Johnston’s funeral on Oct. 25 was attended by relatives from Scotland and Canada, members of the Canadian Forces, Defence Minister Peter MacKay and other dignitaries from Canada and France. His great-grand-niece, Corporal Ann Gregory, a trumpeter with the Governor General’s Foot Guards, played The Last Post. He was buried in the Cantimpré Canadian Cemetery in France, maintained by the Commonwealth War Graves Commission, and near those of other members of his regiment killed the same day.
With the exception of the Unknown Soldier, entombed in 2000 at the foot of the National War Memorial in Ottawa, Canada does not repatriate service personnel who died overseas prior to July 1970. At the end of the First World War it was felt all war dead should be treated equally, and since not all could be brought home, none should be, says Brad Hall of the Commonwealth War Graves Commission.
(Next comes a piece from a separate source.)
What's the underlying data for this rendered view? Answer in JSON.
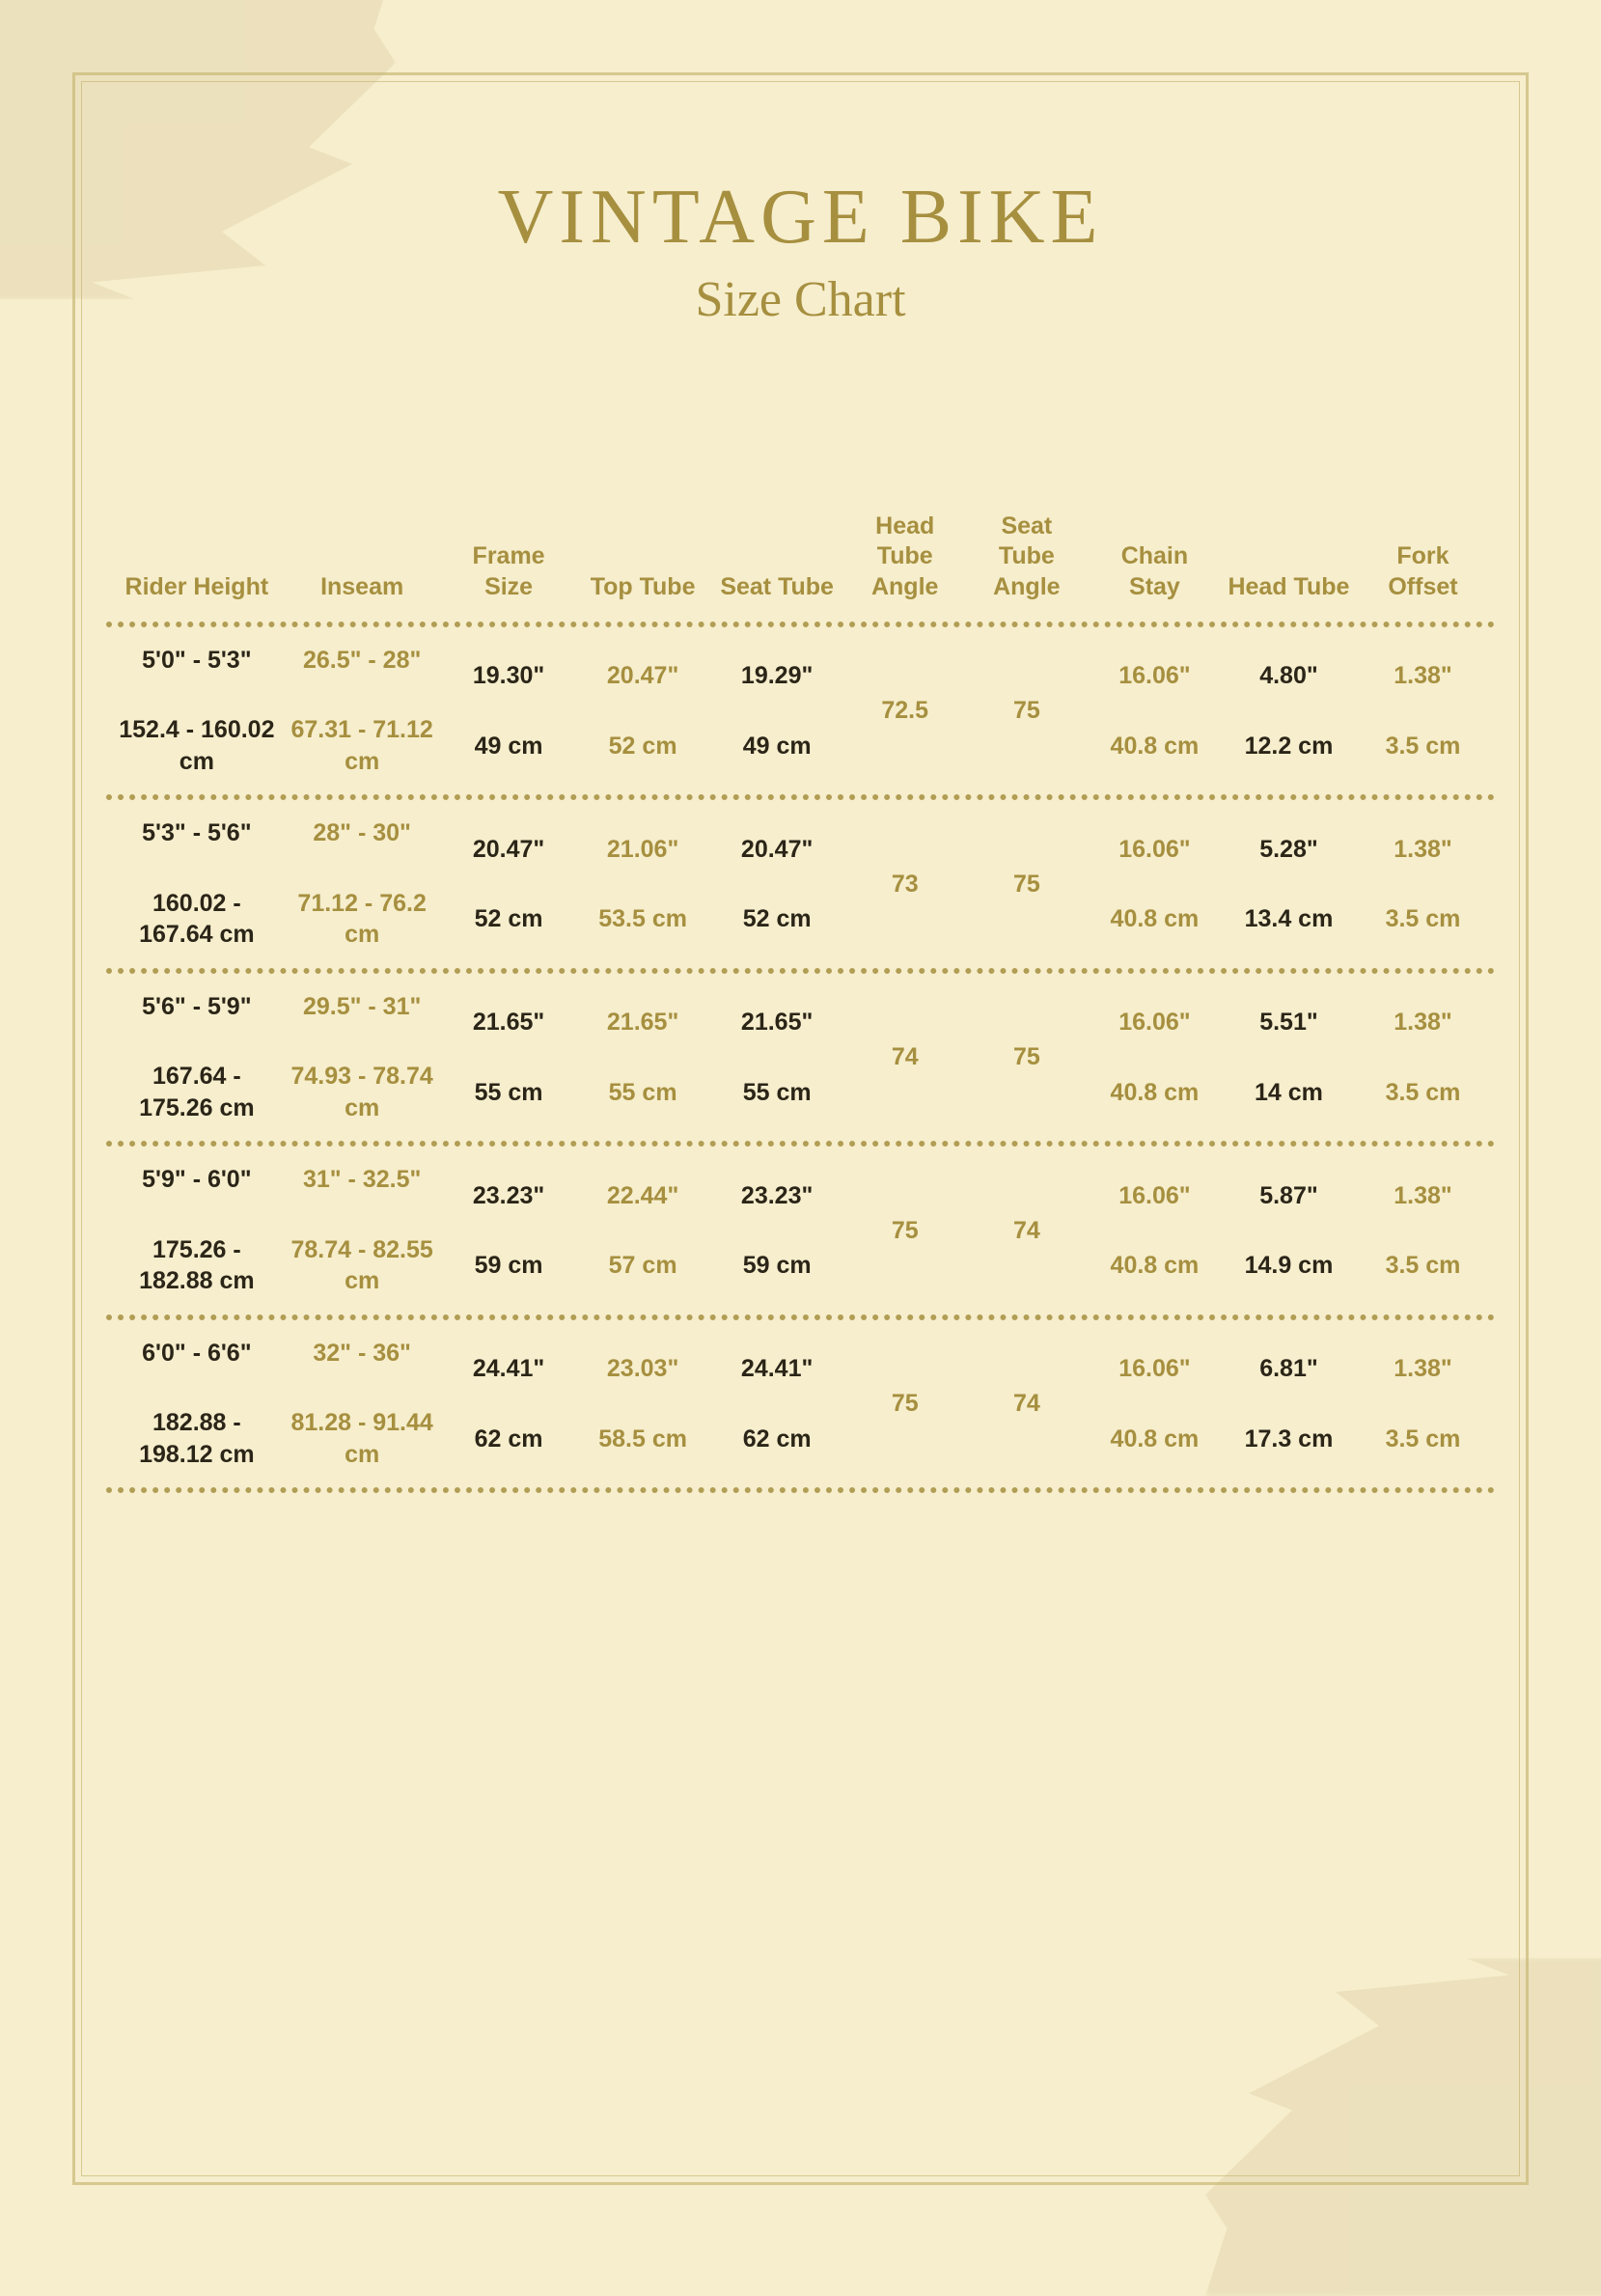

There was also a strong belief in interring recovered remains near those with whom they fought.
Canada’s Korean War casualties, servicemen and women who died prior to 1970 in former North Atlantic Treaty Organization base locations in France and Germany and from United Nations overseas missions also fall under Canada’s policy of non-repatriation, explained Laurel Clegg of casualty identification at the Directorate of History and Heritage at the Department of National Defence (Finding Names For Long-Lost Canadian Soldiers (January/February 2009, available online at legionmagazine.com/en/index.php/2009/01/finding-names-for-long-lost-canadian-soldiers/).